Second counterargument is that vertebrate eyes and marine eyes, especially of, say, octopuses [it's the real plural--look it up if you don't believe me], they're both extremely evolved and work incredibly well, but they're very different. This is an example of convergent evolution: two very different paths to the same result. There is no obvious reason that machine intelligence can't equal or surpass human intellect. It would likely get there via a somewhat different path than the one by which ours developed--it probably won't have to survive being eaten by lions on the savanna--and it doesn't have to wait for a thousand generations of questionably survivable ancestors to reach the point of, say, figuring out calculus.
What's currently missing is consciousness, not intelligence. I'm pretty sure I understand what consciousness is, but few agree with me. Once programmers also figure it out, the game changes. One definite aspect of consciousness is a survival instinct. It was one of the reason's behind Asimov's Third Law of robotics. And if a being is smarter than you are and it wants to survive--possibly at the expense of ~your~ survival--the outcome isn't clear to me at all.
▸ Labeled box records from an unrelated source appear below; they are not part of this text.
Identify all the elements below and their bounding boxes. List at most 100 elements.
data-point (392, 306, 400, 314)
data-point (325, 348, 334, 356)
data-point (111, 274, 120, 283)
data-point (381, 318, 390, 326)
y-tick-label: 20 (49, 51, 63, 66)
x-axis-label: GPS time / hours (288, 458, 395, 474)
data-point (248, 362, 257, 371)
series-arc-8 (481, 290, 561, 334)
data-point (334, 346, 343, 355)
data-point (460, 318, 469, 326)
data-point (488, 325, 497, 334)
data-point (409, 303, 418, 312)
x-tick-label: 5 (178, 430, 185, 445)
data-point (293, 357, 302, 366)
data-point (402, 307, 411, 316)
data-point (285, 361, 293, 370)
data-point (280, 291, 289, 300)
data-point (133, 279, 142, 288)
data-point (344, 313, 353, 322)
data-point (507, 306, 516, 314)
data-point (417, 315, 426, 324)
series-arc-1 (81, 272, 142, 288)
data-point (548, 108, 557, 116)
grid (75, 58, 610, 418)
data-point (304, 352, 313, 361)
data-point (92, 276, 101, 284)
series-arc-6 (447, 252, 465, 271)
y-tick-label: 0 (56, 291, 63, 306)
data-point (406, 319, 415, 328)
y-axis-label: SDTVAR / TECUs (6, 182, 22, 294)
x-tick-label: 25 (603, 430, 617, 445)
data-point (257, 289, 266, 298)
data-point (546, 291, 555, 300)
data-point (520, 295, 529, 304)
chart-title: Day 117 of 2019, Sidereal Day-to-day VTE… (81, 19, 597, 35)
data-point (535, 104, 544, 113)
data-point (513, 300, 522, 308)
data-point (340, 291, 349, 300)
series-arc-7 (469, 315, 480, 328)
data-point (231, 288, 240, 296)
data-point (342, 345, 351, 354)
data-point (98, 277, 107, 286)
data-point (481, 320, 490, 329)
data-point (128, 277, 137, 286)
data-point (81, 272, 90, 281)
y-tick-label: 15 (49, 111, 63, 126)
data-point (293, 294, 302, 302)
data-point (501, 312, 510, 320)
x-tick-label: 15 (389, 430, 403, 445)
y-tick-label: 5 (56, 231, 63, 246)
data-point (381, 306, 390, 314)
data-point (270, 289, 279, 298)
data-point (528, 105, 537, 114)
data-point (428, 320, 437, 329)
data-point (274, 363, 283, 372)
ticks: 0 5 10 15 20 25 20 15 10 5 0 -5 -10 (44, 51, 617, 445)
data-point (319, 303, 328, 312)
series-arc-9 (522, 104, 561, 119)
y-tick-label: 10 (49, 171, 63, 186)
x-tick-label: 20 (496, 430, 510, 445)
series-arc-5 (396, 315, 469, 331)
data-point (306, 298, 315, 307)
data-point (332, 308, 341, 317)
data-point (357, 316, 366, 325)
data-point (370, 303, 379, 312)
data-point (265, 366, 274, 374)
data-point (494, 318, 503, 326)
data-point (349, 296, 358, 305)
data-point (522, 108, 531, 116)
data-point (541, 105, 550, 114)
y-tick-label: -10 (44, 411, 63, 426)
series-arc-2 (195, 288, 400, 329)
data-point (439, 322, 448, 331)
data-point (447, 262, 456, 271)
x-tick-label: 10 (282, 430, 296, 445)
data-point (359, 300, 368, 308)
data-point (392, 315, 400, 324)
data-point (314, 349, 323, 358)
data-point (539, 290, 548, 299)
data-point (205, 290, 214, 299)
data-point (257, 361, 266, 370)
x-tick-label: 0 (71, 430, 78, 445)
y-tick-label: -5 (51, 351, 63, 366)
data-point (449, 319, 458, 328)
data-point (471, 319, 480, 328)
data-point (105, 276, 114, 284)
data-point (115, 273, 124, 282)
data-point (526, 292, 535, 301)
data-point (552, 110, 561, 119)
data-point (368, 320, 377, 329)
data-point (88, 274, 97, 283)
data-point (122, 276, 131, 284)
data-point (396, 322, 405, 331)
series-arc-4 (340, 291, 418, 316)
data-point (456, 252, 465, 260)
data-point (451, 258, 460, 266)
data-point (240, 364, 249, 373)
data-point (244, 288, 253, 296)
But remember that although the battle doesn't always go to the strong, nor the race to the swift, it's how you bet.
One final point: the author illustrates the futility of understanding how actual extant neural networks work by pointing out that it's tough to figure out how a mere 11 lobster neurons do their thing. While I'm unfamiliar with the issue, it has chaos* written all over it. Chaos ≠ random, and it ≠ non-deterministic. It just means that it cannot be predicted. Deterministic things might be unpredictable if the boundary conditions cannot be specified with enough accuracy. And, in fact, they never can be. Hence the "butterfly effect."
* Chaos is a relatively recently discovered branch of mathematics--circa 1950's-60's. It arose from an accidental discovery of a level of complexity that had not been anticipated before. Neurons almost certainly operate with a fair amount of that unknowable complexity. The fact that it's unknowably complex, however, does not mean that the outcome isn't deterministic. It just means that you can't make the prediction because it isn't physically possible. Saying that unknowable = can't happen is plain wrong: General Motors stock will have a closing value on today's exchange; no one knows what it will be, but there will be a closing value.
For more about this, read a bit of Jay W. Forrester's early work on systems modeling.